La solidaridad ayuda a ser más felices no sólo de manera individual, sino también a nuestro entorno. Nuestra capacidad de poder empatizar con los demás es una cualidad única en nosotros como seres humanos, nos permite poder entender a los demás, y es entonces cuando poniéndonos en la piel de otros podemos llegar a conocer su situación e intentar ayudar a que ésta mejore. La satisfacción que sentimos al ver que somos útiles para otra persona, es lo que nos causa felicidad.
Siendo voluntario, no sólo se ayuda y aprende el verdadero significado de ser solidario, sino que también se conocen otras maneras de vivir y pensar, por medio del intercambio cultural que se produce, y sin duda, son y serán experiencias únicas y enriquecedoras.
Existen cientos de motivos para hacer un voluntariado. Es una decisión muy personal que se debe tomar valorando las razones que nos mueven, nuestras inquietudes, capacidades y aptitudes, como también las necesidades de la sociedad o el entorno. El trabajo voluntario es dinámico y sus beneficios son de distinta índole.
Convertirse en voluntario quiere decir implicarse, sentirse útil, sentirse parte de algo, sentirse necesario. En muchos casos estos sentimientos mejoran la autoestima y al mismo tiempo nos ayudan a salir un poco de nosotros mismos y suavizar el egocentrismo que muchas veces reina en nuestras vidas.

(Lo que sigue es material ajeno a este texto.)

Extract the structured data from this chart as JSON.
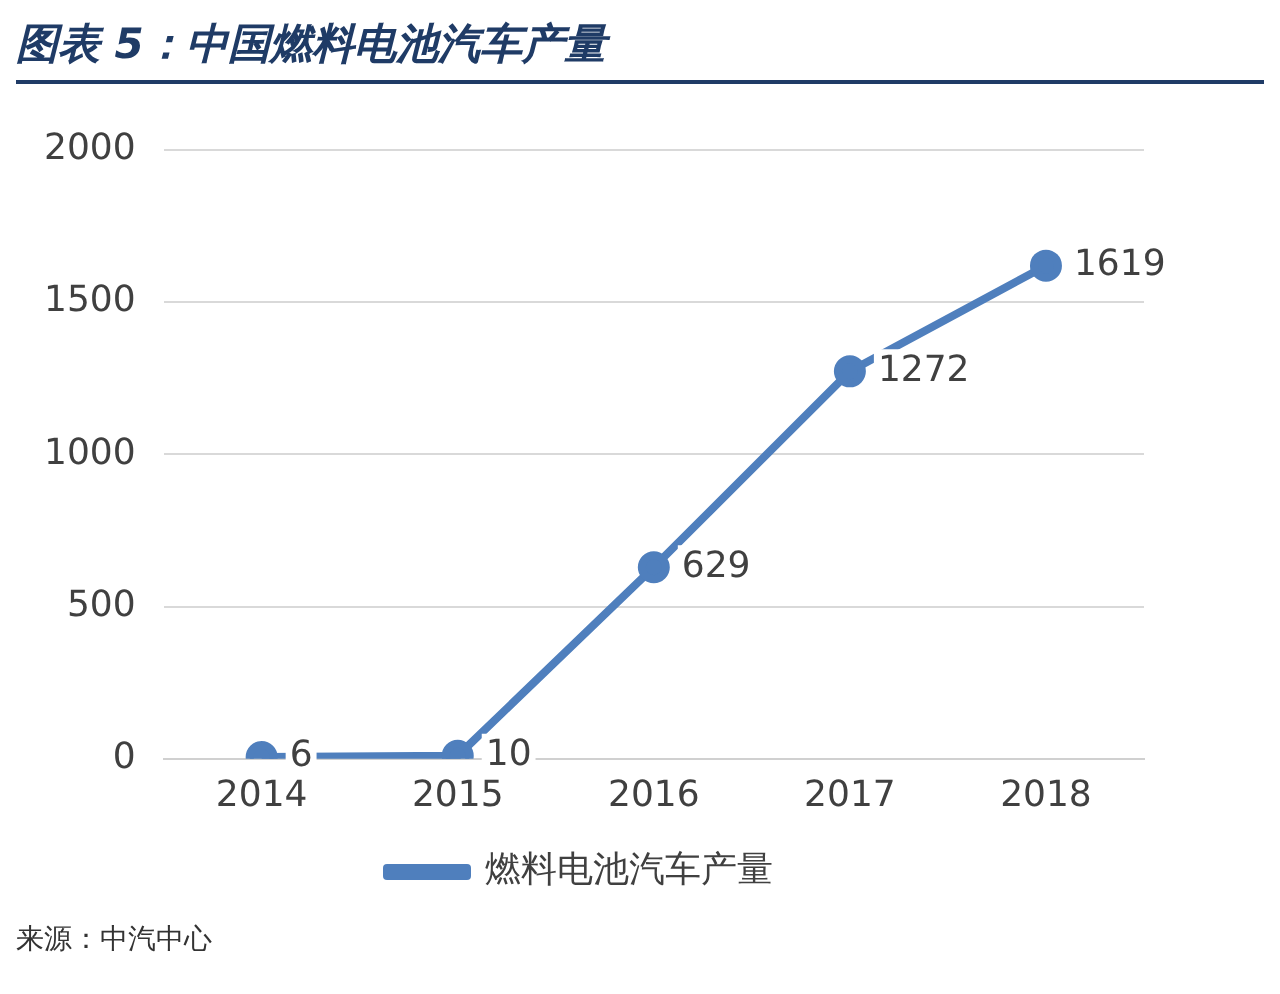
{
  "chart_data": {
    "type": "line",
    "title": "图表 5：中国燃料电池汽车产量",
    "categories": [
      "2014",
      "2015",
      "2016",
      "2017",
      "2018"
    ],
    "series": [
      {
        "name": "燃料电池汽车产量",
        "color": "#4f7fbd",
        "values": [
          6,
          10,
          629,
          1272,
          1619
        ]
      }
    ],
    "ylim": [
      0,
      2000
    ],
    "yticks": [
      0,
      500,
      1000,
      1500,
      2000
    ],
    "grid": "y",
    "legend": "bottom",
    "marker": "circle",
    "line_style": "solid",
    "data_labels": true,
    "annotations": [
      "来源：中汽中心"
    ]
  }
}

Estas dos últimas semanas estuve colaborando como voluntario en la casa de Corrientes en Buenos Aires recibiendo, seleccionando y empacando las donaciones que la gente entregaba para colaborar con el desastre producido por los incendios en esa provincia. Hasta el momento logramos cargar veinticuatro camiones que llegaron a destino con todo tipo de mercaderías.
La persona voluntaria es aquella que, además de sus actividades personales, dedica parte de su tiempo libre, de manera continuada, a realizar actividades en favor de los demás y de intereses colectivos, de forma altruista, dentro de un proyecto que pretende erradicar o modificar las causas que provoca un problema social.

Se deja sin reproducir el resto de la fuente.